O Doctor é tão herói quanto é um deus. Pelo menos com o repertório que tenho desde seu retorno em 2005, a série inicialmente colocava nas atitudes heroicas do Doctor (ao proteger a integridade do tecido temporal) a imagem de uma obrigação que caberia ao último Senhor do Tempo. Portanto, ele não fazia tudo aquilo porque achava divertido, mas porque precisava ser feito e ele era o único que seria capaz (além de encarar como sua obrigação por ter destruído todos os outros). Sendo assim, é uma bobagem tremenda encarar o Doctor como uma espécie de Superman inglês com um impecável código de moral, já que as imperfeições eram o ponto alto da concepção do personagem. Desta forma, se ao admitir para Amy (no conveniente The God Complex) que não poderia salvá-la sempre, o Doctor cresceu como personagem, bastou o salvamento de um planeta para dar um passo atrás.

Da forma como eu coloquei até aqui parece que odiei o episódio, mas não é bem assim. Chegar à Última Grande Guerra do Tempo era inevitável no processo de autoconhecimento que o personagem vinha desenvolvendo desde o início da temporada e que aparentemente culminará em seu literal renascimento. Isso é metaforicamente belíssimo e bastante conveniente aos cinquenta anos da série, o que justificaria, como resultado dessa jornada, fazer algumas mudanças na mitologia do personagem para permitir que mantenha seu frescor e não caia na mesmice. O meu único problema foi com as opções para essas “mudanças” que, a meu ver, descaracterizam bastante o personagem que me conquistou alguns anos atrás.

Apesar de tudo isso, sem ser extremamente ranzinza e hipócrita, devo admitir que me diverti bastante com o episódio. Achei hilária a dinâmica entre os três doutores e o evidente choque de gerações. Admito que me emocionei com a resolução, ainda que isso não tenha me impedido de olhar meio torto para ela.

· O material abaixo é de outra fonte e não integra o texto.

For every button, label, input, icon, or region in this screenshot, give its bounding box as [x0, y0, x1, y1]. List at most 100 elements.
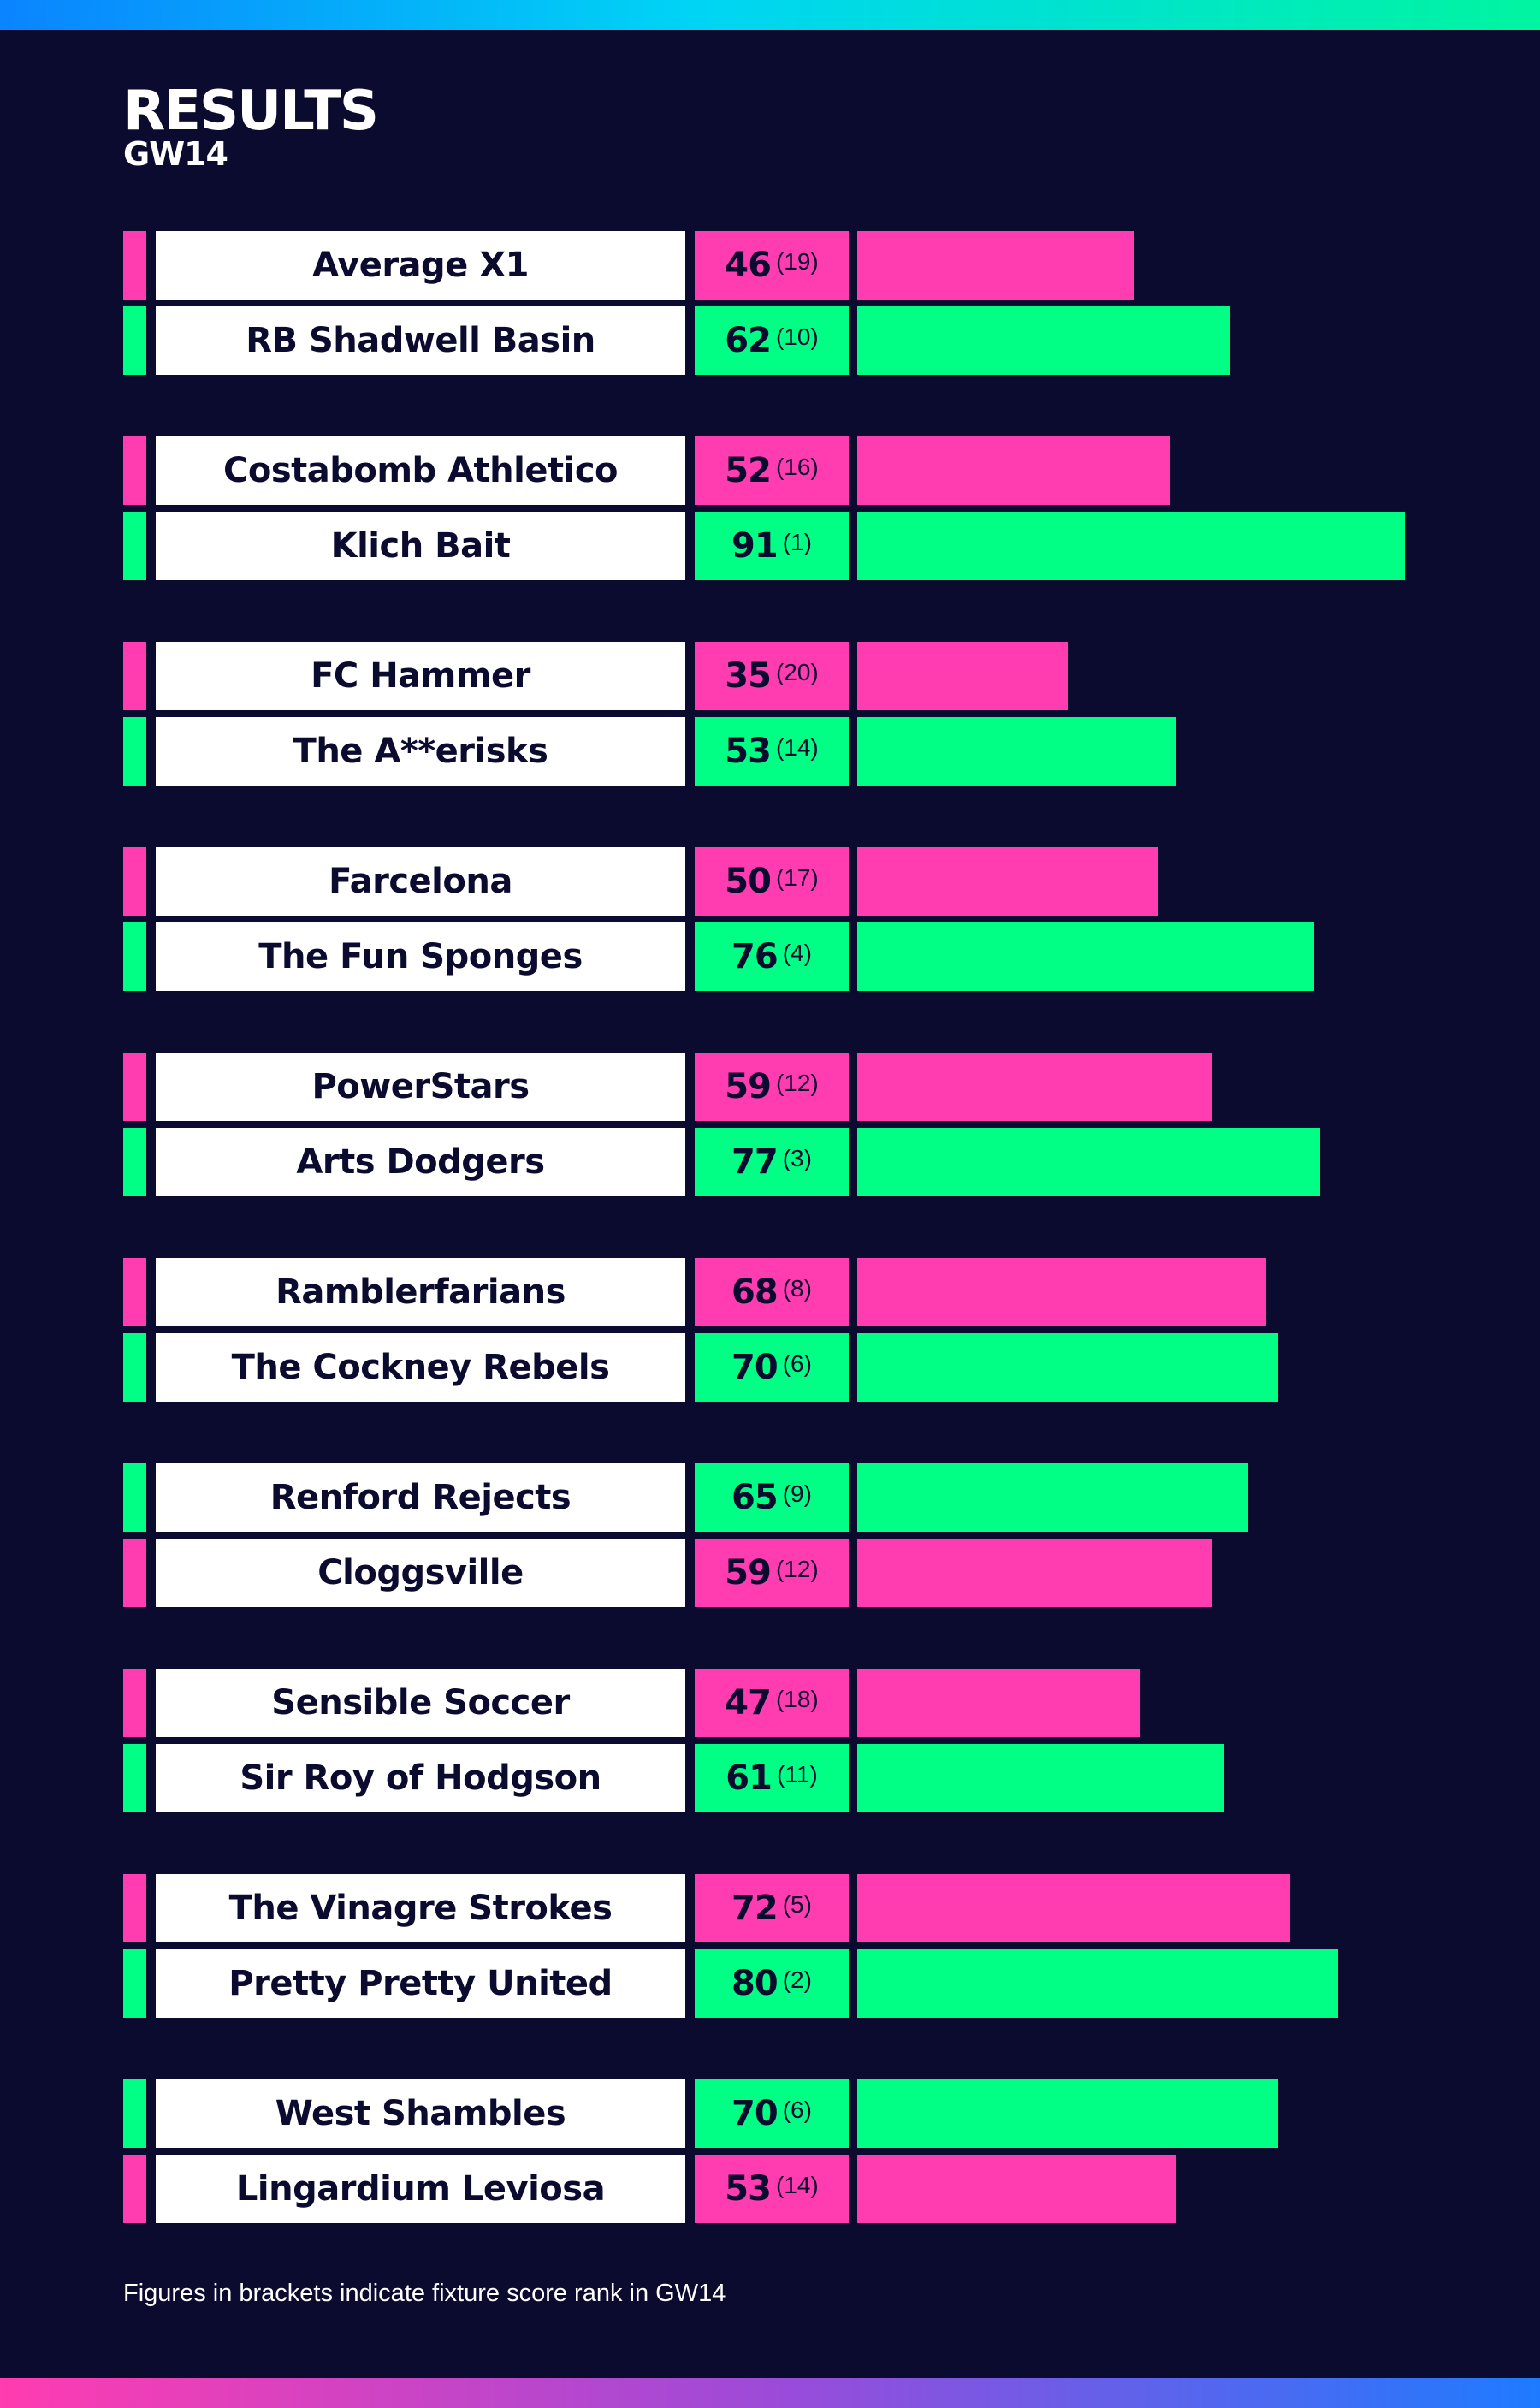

Fiquei absolutamente fascinado com o retorno do meu Doctor e da minha acompanhante favoritos, principalmente porque Rose/Bad Wolf/The Moment serviu para mostrar o quanto Clara ainda precisará crescer para alcançar suas antecessoras. Visualmente, achei um episódio mediano, bem atrás de The Name of the Doctor, que teve um dos trabalhos de arte mais bonitos da temporada. Não sei bem como foi a experiência para quem acompanha a jornada do (agora não mais) Último Senhor do Tempo desde o início, mas eu senti falta de mais veteranos no episódio, embora conhecer Tom Baker tenha despertado ainda mais meu nervosismo por não ter assistido à série clássica ainda.

Em resumo, foi um episódio excelente para quem aproveita essa nova proposta do Moffat de focar na realização de um espetáculo audiovisual com um roteiro repleto de cliffhanger estonteantes e com resoluções mindblowing (independente da destruição mitológica deixada pelo caminho). Eu consegui aproveitar o episódio apesar do que já expus e acho que valeu a pena como homenagem aos cinquenta anos da série. Poderia ter sido um episódio melhor? Claro, mas levando em consideração as várias derrapadas dessa sétima temporada, tivemos sorte de não sermos bombardeados com coisa muito pior.